Translate

Minggu, 05 April 2015

Skenario-Nya


Siang itu pertama kalinya aku mampu tersenyum lagi dengan cara yang berbeda. Bukan senyum yang membentuk lekukan di bibirku, tapi juga hatiku. Sorenya rintik hujan menemani perjumpaanku dengannya. Langit biru yang memayungi pantai berubah menjadi kelabu. Aku dan dia berteduh dari rintik hujan yang mengalir menjadi deras. Entah mengapa, aku merasa hari itu adalah kebahagiaan terakhir yang dituliskan Tuhan dalam skenario hidupku. Mungkin karena sejuknya rintikan hujan, logika itu berhasil masuk dan menguasai pikiranku saat itu. Dan logika tak menyia-nyiakan kesempatan untuk menutup perasaan. Ya, logika itu hanya mampu menutup perasaan dari kenyataan hidupku. Tapi tidak mampu menghilangkan rasa yang memang sudah tergoreskan di setiap detak jantungku. Dan hari itu, takdir seakan merenggut kebahagiaanku yang dulu. Memutar kembali kehidupan ke posisi awal, namun kini terasa berbeda.
Aku pernah menghadapi sunyi yang diciptakan Tuhan untukku. Memang saat ini aku terbiasa dengannya dan tak biasa tanpanya. Tapi apa bedanya dulu dengan sekarang? Sama-sama sunyi karena ditinggal orang yang sedang aku sayangi demi perempuan lain.
Sebelah diriku bersikeras melawan, mempertanyakan skenario-Nya seperti orang yang kehilangan kewarasan. Apakah karena aku dan dia menyebut nama Tuhan yang berbeda lantas tak bisa saling memiliki? Atau karena kesempatan Tuhan yang kuabaikan? Ataukah aku yang terlampau bodoh mengartikan kasih Tuhan? Aku yakin Engkau satu, "Laa Ilaaha Illallah", itu selalu yang kusebut disetiap doaku.

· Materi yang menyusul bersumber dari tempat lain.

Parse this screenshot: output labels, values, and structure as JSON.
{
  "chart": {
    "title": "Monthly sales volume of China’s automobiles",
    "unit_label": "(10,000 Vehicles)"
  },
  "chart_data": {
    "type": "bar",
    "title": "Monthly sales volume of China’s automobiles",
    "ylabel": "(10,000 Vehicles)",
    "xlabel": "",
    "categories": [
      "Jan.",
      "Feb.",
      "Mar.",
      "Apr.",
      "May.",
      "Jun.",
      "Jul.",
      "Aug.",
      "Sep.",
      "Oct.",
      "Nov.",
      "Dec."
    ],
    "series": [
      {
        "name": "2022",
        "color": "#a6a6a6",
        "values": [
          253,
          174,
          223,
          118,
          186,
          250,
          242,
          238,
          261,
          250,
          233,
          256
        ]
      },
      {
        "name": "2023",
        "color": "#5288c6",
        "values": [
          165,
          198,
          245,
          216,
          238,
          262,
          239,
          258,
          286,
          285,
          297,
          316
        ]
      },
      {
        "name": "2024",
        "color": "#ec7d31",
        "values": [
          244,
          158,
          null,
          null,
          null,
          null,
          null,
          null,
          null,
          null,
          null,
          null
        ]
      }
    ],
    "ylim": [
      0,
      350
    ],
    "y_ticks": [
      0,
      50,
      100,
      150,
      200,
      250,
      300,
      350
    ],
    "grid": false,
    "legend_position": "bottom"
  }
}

Dan entah apa yang selalu dia sebut disetiap doanya.

Sebelah diriku yang lain berusaha menerima, meyakinkan diri bahwa ini sebuah perjalanan panjang yang memang harus aku lewati. Mengikhlaskan semua yang telah terjadi, semua yang hilang, semua yang dia ambil dan semua yang telah dia bawa pergi. Mengatakan berulang kali seperti rekaman rusak bahwa AKU BAIK-BAIK SAJA. SEMUA BAIK-BAIK SAJA. Berdamailah dengan hati. Iya. Hanya itu yang harus aku lakukan, berdamai dengan hati.
Dan sejak hari itu aku membiasakan diri mendekap keinginanku, membohongi perasaanku sendiri, bersikap seakan tegar walaupun sakit. Sakit yang justru lebih nampak dibalik kelopak mataku. Aku tak berhak dengan hidupku sendiri. Karena logika ternyata mampu mengalahkan perasaanku kepadanya. Namun aku tak mau terus membiarkan hatiku sakit, dan tak mau terus bohong dengan ketegaran palsu yang selalu kutampakkan di setiap aku berpapasan dengan kehidupan nyataku. Karena aku tak mau menyakiti perasaanku dengan logika.

Tuhan bantu aku melupakan perasaan yang kecil namun dalam ini, karena sesungguhnya Tuhan yang menghadirkan rasa ini dan biarkan Tuhan yang menghapusnya.